Over-the-counter (OTC) Medikamente gehören oft zu den ersten Menschen, die zur Behandlung von Symptomen der gastroösophagealen Refluxkrankheit (GERD) wie Sodbrennen und Aufstoßen eingesetzt werden.
Verschiedene Arten von OTC-Medikamenten für GERD helfen auf unterschiedliche Weise. Einige bieten sofortige Linderung, während andere das Wiederauftreten der Symptome verhindern.
In diesem Artikel beschreiben wir die verschiedenen OTC-Behandlungen, die für GERD verfügbar sind, wie sie helfen und wann Sie einen Arzt aufsuchen sollten.
Manche Menschen können ihre GERD-Symptome mit Änderungen des Lebensstils behandeln, wie zum Beispiel weniger fettige und scharfe Speisen zu essen. Diese Änderungen funktionieren jedoch möglicherweise nicht für alle.
Wenn Sie Ihren Lebensstil ändern und sich Ihre Symptome nicht innerhalb weniger Wochen bessern, kann Ihr Arzt Ihnen vorschlagen, OTC-Behandlungen auszuprobieren.
Sodbrennen ist die Folge von saurem Reflux, der auftritt, wenn Magensäure in die Speiseröhre aufsteigt.
Ärzte empfehlen oft Antazida als erste Behandlung, um leichtes Sodbrennen zu lindern. Diese Medikamente helfen, die Symptome zu lindern, indem sie die Säure in Ihrem Magen neutralisieren.
Antazida wirken normalerweise innerhalb von Minuten nach der Einnahme und bieten eine sofortigere Linderung als andere Behandlungen.
Antazida enthalten Aluminium, Magnesium, Kalzium oder eine Kombination dieser Substanzen. Sie sind in der Regel als Kau- oder Auflösetabletten erhältlich. Einige Marken sind auch als Liquids oder Gummis erhältlich.
Gängige OTC-Antazida sind:
Alka-SeltzerGelusilMaaloxMylantaPepto-BismolRolaidsTums Antazida verursachen manchmal Nebenwirkungen wie Durchfall und Verstopfung. Diese Nebenwirkungen treten häufiger auf, wenn Sie häufig Antazida einnehmen. Befolgen Sie unbedingt die Dosierungsanweisungen auf der Packung Ihres Antazida.

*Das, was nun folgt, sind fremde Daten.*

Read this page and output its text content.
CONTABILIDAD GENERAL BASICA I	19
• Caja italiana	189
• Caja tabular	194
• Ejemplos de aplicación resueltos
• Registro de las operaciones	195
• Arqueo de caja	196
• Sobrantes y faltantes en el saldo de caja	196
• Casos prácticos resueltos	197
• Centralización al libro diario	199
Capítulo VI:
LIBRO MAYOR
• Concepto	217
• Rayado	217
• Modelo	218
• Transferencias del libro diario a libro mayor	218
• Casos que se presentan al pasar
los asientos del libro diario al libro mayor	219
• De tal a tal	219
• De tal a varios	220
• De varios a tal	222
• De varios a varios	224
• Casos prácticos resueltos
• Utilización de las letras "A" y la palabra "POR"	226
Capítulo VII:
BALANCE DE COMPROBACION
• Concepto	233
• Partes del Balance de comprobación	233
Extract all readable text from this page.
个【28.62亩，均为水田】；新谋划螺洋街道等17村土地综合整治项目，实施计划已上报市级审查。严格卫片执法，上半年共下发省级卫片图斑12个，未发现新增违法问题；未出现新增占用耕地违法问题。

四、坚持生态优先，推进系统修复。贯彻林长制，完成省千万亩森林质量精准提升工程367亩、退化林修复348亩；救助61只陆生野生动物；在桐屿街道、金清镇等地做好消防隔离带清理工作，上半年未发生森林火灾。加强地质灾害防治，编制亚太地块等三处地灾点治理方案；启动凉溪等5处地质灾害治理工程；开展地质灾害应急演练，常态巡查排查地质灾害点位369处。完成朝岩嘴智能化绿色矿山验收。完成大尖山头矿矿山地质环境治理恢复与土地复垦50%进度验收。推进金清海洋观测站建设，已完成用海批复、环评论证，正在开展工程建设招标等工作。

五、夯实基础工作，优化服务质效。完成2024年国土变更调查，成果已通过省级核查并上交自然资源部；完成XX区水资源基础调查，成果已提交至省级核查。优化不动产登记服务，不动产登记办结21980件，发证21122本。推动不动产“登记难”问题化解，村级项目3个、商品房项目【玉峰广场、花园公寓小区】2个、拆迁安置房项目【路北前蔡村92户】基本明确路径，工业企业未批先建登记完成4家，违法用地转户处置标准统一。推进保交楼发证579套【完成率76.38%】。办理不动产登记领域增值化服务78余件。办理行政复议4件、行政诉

Hier können Sie Antazida online kaufen.
Andere OTC-Medikamente helfen bei der Behandlung von GERD-Symptomen, indem sie die Menge an Säure reduzieren, die Ihr Magen produziert. Stärkere Versionen dieser Medikamente sind auch auf Rezept erhältlich.
H2-Blocker
H2-Blocker reduzieren die Menge an Säure, die in Ihrem Magen produziert wird, um das Risiko von Sodbrennen zu senken. Normalerweise beginnen sie innerhalb von 1 bis 3 Stunden nach der Einnahme zu wirken. Dies bedeutet, dass sie langsamer wirken als Antazida. Sie können jedoch eine längere Symptomlinderung bewirken, die 8 bis 12 Stunden anhält.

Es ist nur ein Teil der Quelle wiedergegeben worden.